The inner query needs to be relational. All columns returned by the inner query must have names (use aliases if the column is the result of an expression), the names must be unique, and the inner query is not allowed to have an ORDER BY clause. *Only TOP/OFFSET-FETCH options in the inner query are allowed to have an ORDER BY, but that’s functional and not for presentation.
Do table expressions have any additional performance side to them?
No. SQL Server un-nests the table’s inner query and therefore interacts with the underlying tables directly. It does not somehow persist the table expression’s result in an internal work table and then interact with that work table.
What column aliasing options are available to you when working with derived tables?
Inline and External. With inline, you specify the column alias as part of the expression as in AS alias. With external, you name all target columns right after the derived table’s name as in FROM (…) AS D(rownum, categoryid, productid, …)
What are some of the problems with derived tables?

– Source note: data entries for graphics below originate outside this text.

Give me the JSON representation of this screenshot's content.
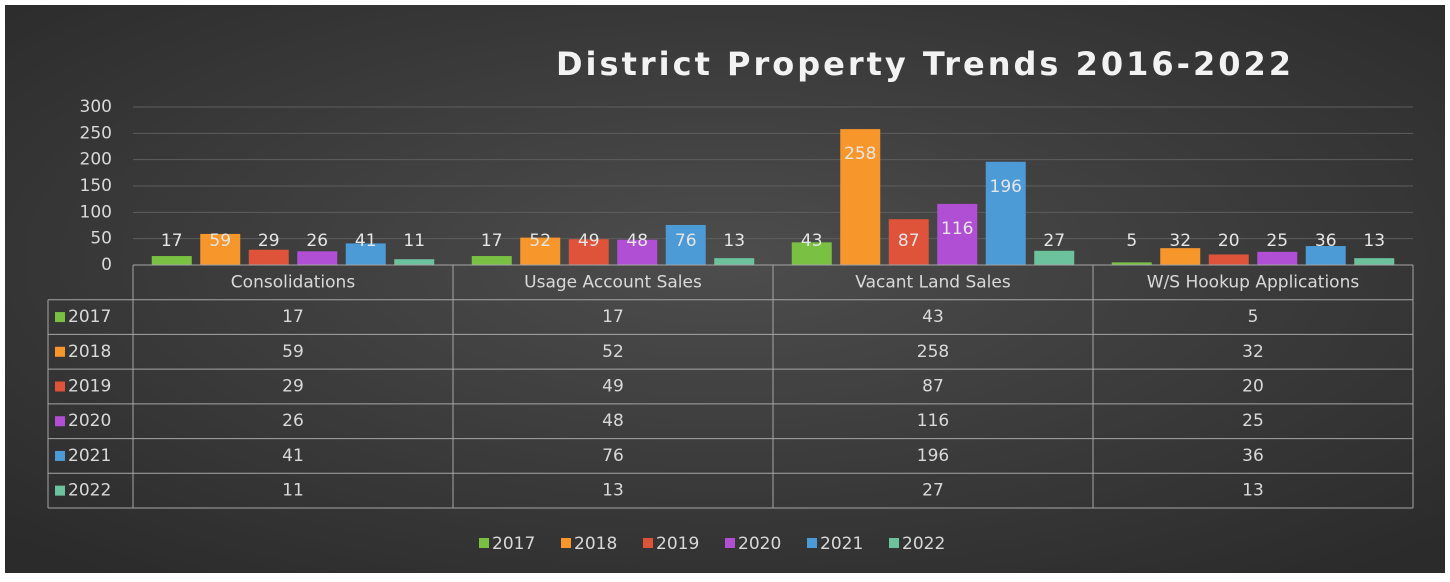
{
  "chart_data": {
    "type": "bar",
    "title": "District Property Trends 2016-2022",
    "categories": [
      "Consolidations",
      "Usage Account Sales",
      "Vacant Land Sales",
      "W/S Hookup Applications"
    ],
    "series": [
      {
        "name": "2017",
        "color": "#7ac143",
        "values": [
          17,
          17,
          43,
          5
        ]
      },
      {
        "name": "2018",
        "color": "#f7962b",
        "values": [
          59,
          52,
          258,
          32
        ]
      },
      {
        "name": "2019",
        "color": "#de5339",
        "values": [
          29,
          49,
          87,
          20
        ]
      },
      {
        "name": "2020",
        "color": "#b14fd4",
        "values": [
          26,
          48,
          116,
          25
        ]
      },
      {
        "name": "2021",
        "color": "#4c9ad6",
        "values": [
          41,
          76,
          196,
          36
        ]
      },
      {
        "name": "2022",
        "color": "#6cc29c",
        "values": [
          11,
          13,
          27,
          13
        ]
      }
    ],
    "ylim": [
      0,
      300
    ],
    "yticks": [
      0,
      50,
      100,
      150,
      200,
      250,
      300
    ],
    "grid": true,
    "legend": "bottom"
  }
}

(1) It’s difficult to refer to one derived table from another. In such as case, you end up nesting the derived tables. (2) The name assigned to a derived table is not visible to other elements that appear in the same logical query processing phase. As a result, you can’t join multiple instances of the same derived table.
Can multiple CTE’s be defined in the same statement?
Yes. Simply separate them by commas. Each CTE can refer to the previously defined CTE and the outer query can refer to all of them, e.g. WITH C1 AS (…), C2 AS (SELECT FROM C1) SELECT FROM C2…
Can multiple instances of the same CTE be joined?
Yes. Because the CTE name is assigned before the start of the outer query, you can refer to multiple instances of the same CTE name.
Can CTE’s be recursive?
Yes. The body of the recursive CTE has two or more queries - usually separated by a UNION ALL operator: the anchor member and the recursive member which has a reference to the CTE’s name. The recursive member is invoked repeatedly until an empty result set is returned.
What is the APPLY operator?
Used to apply a table expression given to it as the right input to each row from a table expression given to it as the left input. The right table expression can be correlated to the left table. Can replace the use of cursors in some cases. There are two forms of the APPLY operator: (1) CROSS and (2) OUTER.
What is the CROSS APPLY operator?
Operates on left and right table expressions. The right table expression can be correlated to the left table. The right table expression is applied to each row from the left input. If the right table expression returns an empty set for a left row, the left row isn’t returned.
What is the OUTER APPLY operator?
The OUTER APPLY operator does what the CROSS APPLY operator does but also includes the result rows from the left side that get an empty set back from the right side. NULLs are used as placeholders for the result columns from the right side. In other words, the OUTER APPLY preserves the left side.
What is the difference between the APPLY and JOIN operators?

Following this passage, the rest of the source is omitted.